When it comes to modern video games, there are few games as iconic and highly praised as The Last Of Us. When it originally released in 2013, developer’s Naughty Dog were praised for the grounded and gritty take they created within the ‘outbreak’ genre and for nailing just about every aspect of a new IP when they were at their peak of the Uncharted series. Now almost 10 years on, the game has been rebuilt from the ground up in the form of The Last Of Us Part 1. And whether you’re experiencing Joel and Ellie’s tragic adventure for the very first time or planning to jump back in to re-experience the journey, the graphical and gameplay overhaul makes Part 1 the definitive way to experience this incredible story.
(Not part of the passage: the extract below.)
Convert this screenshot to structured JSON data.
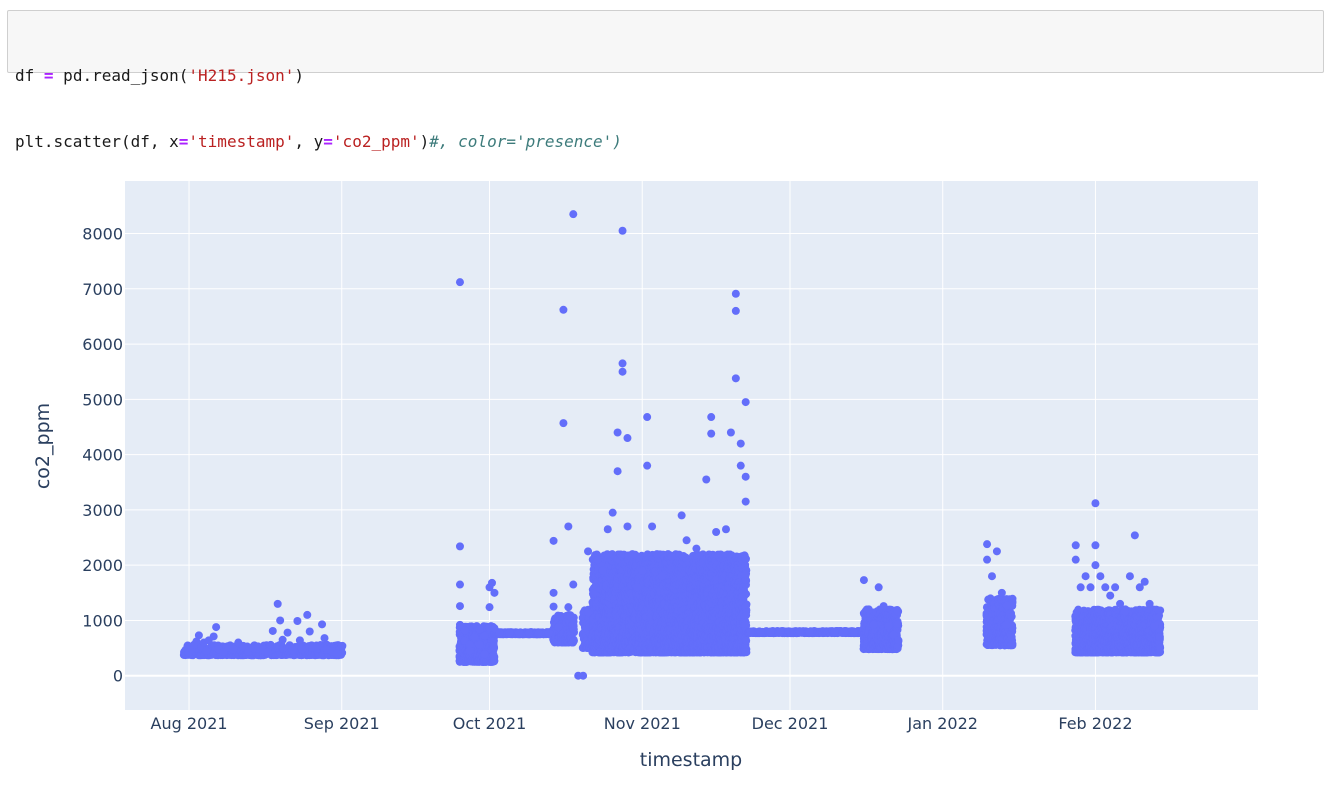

For those that are somehow unfamiliar with the plot of The Last Of Us, the game follows Joel, a gruff and grizzled man 20 years following the outbreak of a fungus that infects humans causing them to become violent, ravenous, zombie-like creatures. As with many post-apocalyptic tales, these evolving infected creatures aren’t the only threat you’ll face. The more sinister enemies are often fellow mankind that are doing what they can to also survive the wasteland the world has become. Early in the game Joel is tasked with transporting a very special young girl Ellie across the country for reasons I won’t spoil (even though the game is almost 10 years old) and quickly learns first hand just how far the world has fallen since outbreak day.
Part 1 is a full remake of the first The Last Of Us game. It’s far more than a typical asset upscale and framerate improvement re-release often seen in many game remasters or ‘PS5 upgrades’ for existing games. Naughty Dog have recreated all of the game’s assets, character models and environments to create the best looking and performing version of the game. The performance capture and original voice recordings remain from development of the PS3 original, but the recreation of the character models really helps convey more emotion than what was portrayed in the original release(s). And also goes to show just how fantastic the original performances were when they were recorded pre 2013. Because of this, the story is the same as what was delivered in that original release and also includes the prequel DLC Left Behind as part of the package. Those expecting new takes on the story, or additional sections fleshed out with new content and dialogue may come away a bit disappointed.
Despite the story being being 1:1 with the original, there is plenty here to make the game feel fresh, and the most modern way to experience it. There are multiple graphical options that can be tweaked to favour visual fidelity or performance, haptic feedback and adaptive trigger support for the PS5 DualSense really adds another layer of immersion to the game, traversing the environments and feeling the cutscenes, and the enemy AI has been improved to better reflect the smartness of the enemies found in Part 2, making the combat encounters more dynamic and realistic and also allows the same encounters to play out differently based on your actions if and when you replay them, making the game feel even more grounded and responsive than the original ever was. The game has also introduced a heap of accessibility options that featured in 2020’s Part 2 allowing it to be enjoyed by a wide range a players with different accessibility needs.
Upon completing Part 1 you’ll gain access to additional gameplay modifiers and unlockable costumes that you can use to further tweak the appearance of Joel and Ellie and the gameplay if wanting to jump back in for additional playthroughs. These options have become a staple in Naughty Dog titles since Uncharted 4 and add the option of visual filters to the game, as well as gameplay modifiers such as turning on infinite ammo, infinite crafting, the ability to have unlimited listening range and to one-shot enemies, among many more. A lot of these options are fun to toggle on and play around with but don’t add a lot to the overall experience and I can’t see myself using them for an extended period of time or even a full playthrough.
For those that like a bit of extra challenge. Part 1 also introduces a new permadeath and speedrun mode to really test your skills. These aren’t the kinds of options I’m personally into, but do understand there’s probably a decent number of people that will utilise these features and become quite competent I’ve with their skills and results.
One aspect of The Last of Us that doesn’t get talked about enough is it’s incredible score by the super talented Gustavo Santaolalla. The soundtrack for the game has been a staple in my music playlists ever since I originally heard it in 2013, and anyone who’s played that game will agree with just how perfectly the music conveys the emotions and powerful impact the game constantly throws at you.
Whether it’s the first time you’re experiencing this incredible survival story for the first time or the 20th, there really isn’t a better looking or performing version of the game. Whether you believe the game needed to be remade or not is beside the point, when so much has been done to make the game visually impressive while also more accessible, it’s opened up the game to be experienced by a whole range of new players. While I do wish the incredibly fun factions mode of the original had been included, The Last Of Us Part 1 perfectly blends incredible visuals and cinematic story telling in a way that only the technical wizards at Naughty Dog are able to do.
A PS5 review code was provided by PlayStation for the purpose of this review.